No ale podaj mi przykład odszkodowania wypłaconego przez PkP - choćby za kradzieże w pociągach nocnych
Dobrze ze wypłacają chociaż te za krytyczne opóźnienia pociągów (i to niewielkie kwoty)
Osobiście uważam że to prawdziwa historia - choć Valem [12]ma 100% racji, więc schowaj swoje "trolle" pod mostem :D
Z Poznania do Krzyza chyba nie jest tak daleko, wiec mozna zalatwic potrzebe w domu i miec spokoj.
pieniadze od PKP ,chlopie .... zanim by sie ustosunkowali to twojej n-tej skargi to moze zmiesciliby sie w 3-4 latach.Wczesniejsze skargi by oczywiscie zgubili.Potem by ruszli do boju ich prawnicy a maja ich wielu.Najwczesniej proces by sie zakonczyl kolo 2050 r.
[18] mi się wydaje że w takiej sytuacji takiego poważnego zagrożenia zdrowia możnaby się domagać swoich praw, szczególnie że ja nawet tej szyby nie dotknąłem, moim zdaniem to jest bardzo poważne naruszenie zasad bezpieczeństwa z ich strony (szyby wypadające w pociągu??)

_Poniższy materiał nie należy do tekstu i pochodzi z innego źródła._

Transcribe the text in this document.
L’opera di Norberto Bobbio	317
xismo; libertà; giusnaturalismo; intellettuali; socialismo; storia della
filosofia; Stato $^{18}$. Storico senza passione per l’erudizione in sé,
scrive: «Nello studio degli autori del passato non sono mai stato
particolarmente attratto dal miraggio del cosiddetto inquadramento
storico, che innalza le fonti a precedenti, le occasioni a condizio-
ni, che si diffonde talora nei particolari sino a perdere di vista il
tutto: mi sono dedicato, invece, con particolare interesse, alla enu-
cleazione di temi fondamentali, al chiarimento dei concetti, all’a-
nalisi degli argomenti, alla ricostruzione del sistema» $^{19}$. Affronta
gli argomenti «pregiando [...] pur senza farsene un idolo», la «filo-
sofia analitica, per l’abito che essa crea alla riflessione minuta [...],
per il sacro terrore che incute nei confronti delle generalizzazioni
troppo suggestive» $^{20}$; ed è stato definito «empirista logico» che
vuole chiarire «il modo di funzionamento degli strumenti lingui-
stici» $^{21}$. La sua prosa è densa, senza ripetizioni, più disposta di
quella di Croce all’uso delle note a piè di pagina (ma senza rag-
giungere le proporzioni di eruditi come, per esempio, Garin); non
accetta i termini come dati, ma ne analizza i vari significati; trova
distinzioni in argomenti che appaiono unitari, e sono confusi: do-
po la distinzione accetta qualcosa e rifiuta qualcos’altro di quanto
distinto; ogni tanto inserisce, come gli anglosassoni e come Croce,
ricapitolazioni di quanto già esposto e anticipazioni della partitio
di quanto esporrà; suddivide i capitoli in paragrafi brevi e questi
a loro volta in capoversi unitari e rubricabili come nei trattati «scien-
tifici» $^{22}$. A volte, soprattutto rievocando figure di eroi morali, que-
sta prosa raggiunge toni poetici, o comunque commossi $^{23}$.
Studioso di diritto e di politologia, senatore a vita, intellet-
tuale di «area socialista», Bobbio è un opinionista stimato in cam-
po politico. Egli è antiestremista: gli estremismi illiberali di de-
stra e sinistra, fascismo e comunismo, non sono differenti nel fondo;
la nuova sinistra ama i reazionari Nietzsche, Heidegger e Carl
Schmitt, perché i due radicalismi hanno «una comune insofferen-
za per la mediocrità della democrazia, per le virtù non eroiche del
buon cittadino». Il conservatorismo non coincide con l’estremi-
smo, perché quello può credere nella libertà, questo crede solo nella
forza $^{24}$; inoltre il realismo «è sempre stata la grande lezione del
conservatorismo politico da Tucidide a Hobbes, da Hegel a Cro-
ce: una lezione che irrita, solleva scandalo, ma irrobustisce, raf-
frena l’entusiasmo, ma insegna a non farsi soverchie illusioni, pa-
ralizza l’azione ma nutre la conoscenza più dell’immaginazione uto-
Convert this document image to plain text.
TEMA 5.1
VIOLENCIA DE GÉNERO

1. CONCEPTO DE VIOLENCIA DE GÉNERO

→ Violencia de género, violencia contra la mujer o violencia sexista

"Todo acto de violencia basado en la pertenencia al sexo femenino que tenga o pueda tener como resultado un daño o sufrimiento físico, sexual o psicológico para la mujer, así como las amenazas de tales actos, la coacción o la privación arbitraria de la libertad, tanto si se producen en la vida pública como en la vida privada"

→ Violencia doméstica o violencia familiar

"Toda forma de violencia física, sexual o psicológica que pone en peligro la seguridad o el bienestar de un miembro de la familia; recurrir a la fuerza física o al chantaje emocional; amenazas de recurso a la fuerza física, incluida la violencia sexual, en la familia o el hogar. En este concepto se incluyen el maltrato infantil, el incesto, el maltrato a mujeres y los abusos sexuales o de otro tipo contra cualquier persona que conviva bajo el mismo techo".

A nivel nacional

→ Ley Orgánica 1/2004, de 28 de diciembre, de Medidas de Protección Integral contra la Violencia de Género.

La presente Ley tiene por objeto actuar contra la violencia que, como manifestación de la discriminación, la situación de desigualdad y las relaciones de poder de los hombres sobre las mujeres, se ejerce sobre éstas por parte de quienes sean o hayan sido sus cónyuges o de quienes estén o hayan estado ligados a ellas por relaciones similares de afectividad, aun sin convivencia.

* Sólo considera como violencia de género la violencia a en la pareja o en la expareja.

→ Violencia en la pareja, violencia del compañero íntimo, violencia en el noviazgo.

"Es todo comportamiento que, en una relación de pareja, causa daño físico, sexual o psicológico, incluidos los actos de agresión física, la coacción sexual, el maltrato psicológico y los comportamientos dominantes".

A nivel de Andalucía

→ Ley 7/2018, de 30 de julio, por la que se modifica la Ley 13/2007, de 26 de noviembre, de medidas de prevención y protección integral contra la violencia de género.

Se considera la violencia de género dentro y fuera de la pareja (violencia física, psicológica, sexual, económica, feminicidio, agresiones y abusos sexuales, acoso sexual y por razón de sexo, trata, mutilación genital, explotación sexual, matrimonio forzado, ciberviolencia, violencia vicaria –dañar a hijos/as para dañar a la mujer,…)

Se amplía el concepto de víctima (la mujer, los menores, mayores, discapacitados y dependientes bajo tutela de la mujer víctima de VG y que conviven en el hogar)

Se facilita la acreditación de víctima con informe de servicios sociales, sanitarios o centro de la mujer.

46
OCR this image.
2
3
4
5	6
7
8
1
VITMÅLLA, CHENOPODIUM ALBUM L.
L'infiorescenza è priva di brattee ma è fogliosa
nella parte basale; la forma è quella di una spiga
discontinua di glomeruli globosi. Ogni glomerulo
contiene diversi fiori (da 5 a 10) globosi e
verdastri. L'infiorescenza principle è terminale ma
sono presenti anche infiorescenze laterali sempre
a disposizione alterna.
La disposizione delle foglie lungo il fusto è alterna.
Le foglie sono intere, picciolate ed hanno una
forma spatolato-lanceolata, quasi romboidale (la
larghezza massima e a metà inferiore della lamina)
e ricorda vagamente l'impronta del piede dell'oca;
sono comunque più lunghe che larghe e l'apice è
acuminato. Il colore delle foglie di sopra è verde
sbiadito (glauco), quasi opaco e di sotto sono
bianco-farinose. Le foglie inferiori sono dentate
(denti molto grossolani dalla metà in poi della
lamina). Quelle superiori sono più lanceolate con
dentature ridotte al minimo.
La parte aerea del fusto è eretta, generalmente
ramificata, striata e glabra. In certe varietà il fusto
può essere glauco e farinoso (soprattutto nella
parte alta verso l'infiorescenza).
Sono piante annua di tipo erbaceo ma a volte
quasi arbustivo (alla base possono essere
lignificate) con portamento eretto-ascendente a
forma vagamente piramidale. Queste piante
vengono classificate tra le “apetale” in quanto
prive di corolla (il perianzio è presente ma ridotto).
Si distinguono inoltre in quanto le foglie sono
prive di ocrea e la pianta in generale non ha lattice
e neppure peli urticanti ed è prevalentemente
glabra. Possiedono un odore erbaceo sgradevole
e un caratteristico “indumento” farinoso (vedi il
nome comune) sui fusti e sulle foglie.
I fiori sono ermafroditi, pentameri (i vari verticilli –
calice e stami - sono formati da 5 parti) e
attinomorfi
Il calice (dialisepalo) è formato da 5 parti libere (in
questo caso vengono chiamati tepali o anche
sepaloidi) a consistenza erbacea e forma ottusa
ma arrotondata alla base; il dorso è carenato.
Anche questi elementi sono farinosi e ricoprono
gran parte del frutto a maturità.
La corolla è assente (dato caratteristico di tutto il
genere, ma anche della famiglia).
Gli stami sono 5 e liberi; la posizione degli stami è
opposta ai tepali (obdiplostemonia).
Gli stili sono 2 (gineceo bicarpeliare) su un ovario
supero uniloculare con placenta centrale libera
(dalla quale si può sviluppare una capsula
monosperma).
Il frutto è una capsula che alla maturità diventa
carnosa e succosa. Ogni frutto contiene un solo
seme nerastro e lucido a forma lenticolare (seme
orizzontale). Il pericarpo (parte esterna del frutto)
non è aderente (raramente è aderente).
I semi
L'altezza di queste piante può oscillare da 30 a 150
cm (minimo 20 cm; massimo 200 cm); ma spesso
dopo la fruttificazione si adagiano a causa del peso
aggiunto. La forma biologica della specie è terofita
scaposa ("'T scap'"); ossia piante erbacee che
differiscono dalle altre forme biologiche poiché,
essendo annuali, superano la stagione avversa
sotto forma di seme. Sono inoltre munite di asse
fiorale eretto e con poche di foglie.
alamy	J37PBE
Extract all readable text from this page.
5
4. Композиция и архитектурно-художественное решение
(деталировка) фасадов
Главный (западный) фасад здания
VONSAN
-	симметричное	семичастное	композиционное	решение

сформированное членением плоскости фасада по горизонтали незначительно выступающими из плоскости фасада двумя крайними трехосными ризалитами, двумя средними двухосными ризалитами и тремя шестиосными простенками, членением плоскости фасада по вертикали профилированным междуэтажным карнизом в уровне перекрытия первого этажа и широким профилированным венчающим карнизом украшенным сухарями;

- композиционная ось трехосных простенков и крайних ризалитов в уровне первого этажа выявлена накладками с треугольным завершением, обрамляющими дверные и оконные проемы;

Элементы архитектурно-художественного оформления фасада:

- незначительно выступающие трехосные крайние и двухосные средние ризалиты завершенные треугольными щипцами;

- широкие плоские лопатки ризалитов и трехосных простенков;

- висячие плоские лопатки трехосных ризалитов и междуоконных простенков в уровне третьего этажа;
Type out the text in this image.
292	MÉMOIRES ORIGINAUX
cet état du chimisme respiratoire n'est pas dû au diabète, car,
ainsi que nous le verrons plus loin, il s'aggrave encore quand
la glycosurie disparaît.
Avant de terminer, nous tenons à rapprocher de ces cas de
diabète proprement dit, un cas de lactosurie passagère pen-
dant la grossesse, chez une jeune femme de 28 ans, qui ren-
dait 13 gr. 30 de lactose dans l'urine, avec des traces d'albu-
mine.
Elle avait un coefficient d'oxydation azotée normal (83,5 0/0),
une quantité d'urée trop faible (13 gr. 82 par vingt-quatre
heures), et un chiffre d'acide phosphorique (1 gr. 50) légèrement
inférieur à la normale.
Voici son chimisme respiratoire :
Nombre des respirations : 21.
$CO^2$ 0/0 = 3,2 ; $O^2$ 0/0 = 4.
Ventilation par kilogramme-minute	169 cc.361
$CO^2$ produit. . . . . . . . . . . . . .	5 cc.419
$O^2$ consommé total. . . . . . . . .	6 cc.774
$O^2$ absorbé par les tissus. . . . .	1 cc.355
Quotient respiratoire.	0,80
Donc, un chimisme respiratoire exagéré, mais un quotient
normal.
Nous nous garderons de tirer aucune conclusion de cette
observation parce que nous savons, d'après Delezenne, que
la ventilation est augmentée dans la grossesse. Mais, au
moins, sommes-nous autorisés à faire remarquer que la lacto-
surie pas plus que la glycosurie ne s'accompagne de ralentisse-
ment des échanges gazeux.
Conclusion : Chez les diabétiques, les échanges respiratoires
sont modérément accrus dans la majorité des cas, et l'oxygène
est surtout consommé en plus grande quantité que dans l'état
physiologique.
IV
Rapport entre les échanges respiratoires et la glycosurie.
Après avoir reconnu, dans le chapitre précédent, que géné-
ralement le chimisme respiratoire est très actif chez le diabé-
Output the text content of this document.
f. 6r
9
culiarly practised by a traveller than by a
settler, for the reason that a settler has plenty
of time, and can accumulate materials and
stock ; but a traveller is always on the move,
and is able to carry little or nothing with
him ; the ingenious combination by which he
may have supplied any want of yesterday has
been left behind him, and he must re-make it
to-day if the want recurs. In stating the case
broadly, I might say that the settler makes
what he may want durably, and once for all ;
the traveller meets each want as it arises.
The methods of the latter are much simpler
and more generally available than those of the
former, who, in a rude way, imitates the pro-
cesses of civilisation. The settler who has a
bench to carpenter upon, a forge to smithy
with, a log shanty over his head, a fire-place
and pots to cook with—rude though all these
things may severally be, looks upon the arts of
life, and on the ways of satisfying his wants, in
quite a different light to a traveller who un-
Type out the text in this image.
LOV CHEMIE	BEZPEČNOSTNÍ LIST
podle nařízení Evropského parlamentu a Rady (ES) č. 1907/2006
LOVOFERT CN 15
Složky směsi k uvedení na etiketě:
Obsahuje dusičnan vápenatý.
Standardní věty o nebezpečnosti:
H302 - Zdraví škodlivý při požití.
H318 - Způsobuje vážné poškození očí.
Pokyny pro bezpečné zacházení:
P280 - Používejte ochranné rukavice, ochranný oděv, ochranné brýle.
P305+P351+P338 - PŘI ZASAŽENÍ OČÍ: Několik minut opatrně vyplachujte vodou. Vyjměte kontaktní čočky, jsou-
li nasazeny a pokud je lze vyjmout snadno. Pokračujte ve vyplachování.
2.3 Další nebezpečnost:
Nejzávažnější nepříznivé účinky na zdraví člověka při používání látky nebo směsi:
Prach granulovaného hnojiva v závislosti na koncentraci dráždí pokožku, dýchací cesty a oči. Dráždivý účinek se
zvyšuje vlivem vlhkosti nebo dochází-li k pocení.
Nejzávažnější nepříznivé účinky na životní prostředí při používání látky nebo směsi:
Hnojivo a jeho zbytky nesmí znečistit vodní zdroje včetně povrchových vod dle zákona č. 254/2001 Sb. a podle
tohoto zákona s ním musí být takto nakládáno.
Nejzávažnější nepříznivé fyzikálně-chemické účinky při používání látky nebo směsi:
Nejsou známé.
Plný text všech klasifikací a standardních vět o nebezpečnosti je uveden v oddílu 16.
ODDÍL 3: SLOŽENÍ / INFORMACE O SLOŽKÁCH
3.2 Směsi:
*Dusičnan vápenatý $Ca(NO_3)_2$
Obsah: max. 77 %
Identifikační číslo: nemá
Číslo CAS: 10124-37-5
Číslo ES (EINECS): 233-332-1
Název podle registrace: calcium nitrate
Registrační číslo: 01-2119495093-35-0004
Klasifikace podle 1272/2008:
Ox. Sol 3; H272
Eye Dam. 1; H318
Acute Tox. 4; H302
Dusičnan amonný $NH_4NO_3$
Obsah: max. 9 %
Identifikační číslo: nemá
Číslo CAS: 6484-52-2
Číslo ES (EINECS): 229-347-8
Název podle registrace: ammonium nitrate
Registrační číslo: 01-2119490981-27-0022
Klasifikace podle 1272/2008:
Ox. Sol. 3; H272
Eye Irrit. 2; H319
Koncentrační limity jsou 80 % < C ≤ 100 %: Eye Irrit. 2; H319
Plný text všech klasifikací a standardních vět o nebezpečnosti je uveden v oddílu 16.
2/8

[19] w Krzyżu miałem przesiadkę, jechałem do domu do Gorzowa Wlkp. ;] i pomyśleć że jakbym stanął 30cm obok to mógłbym nie dojechać (jakby ta szyba rozbiła się na mojej głowie)...
aha, czyli to jest moja wina bo skorzystałem z kibla? dobra logika!
No to chyba nie jestes 5-letnim dzieckiem zeby nagle Ci sie zachcialo na 3 godzinnej trasie. Wszyscy wiemy jakie sa kible w pociagach wiec jaki to problem skorzystac z toalety przed wyjsciem albo na samym dworcu juz te 2zl zaplacic.
EDIT
nie napisalem nic o winie, po prostu bardzo rozsadnym zachowaniem byloby skorzystanie wczesniej ze wzgledu na panujacy w kiblach w pociagach syf
i jakby mi sie cos takiego przydarzylo to nie omieszkalbym od razu opierdolic kierownika pociagu
najlepsza rada jest taka: staraj się omijać polskie koleje szerokim łukiem.
chociaż kilka składów teraz jest nowych, ale też do czasu aż tego nie zdewastują.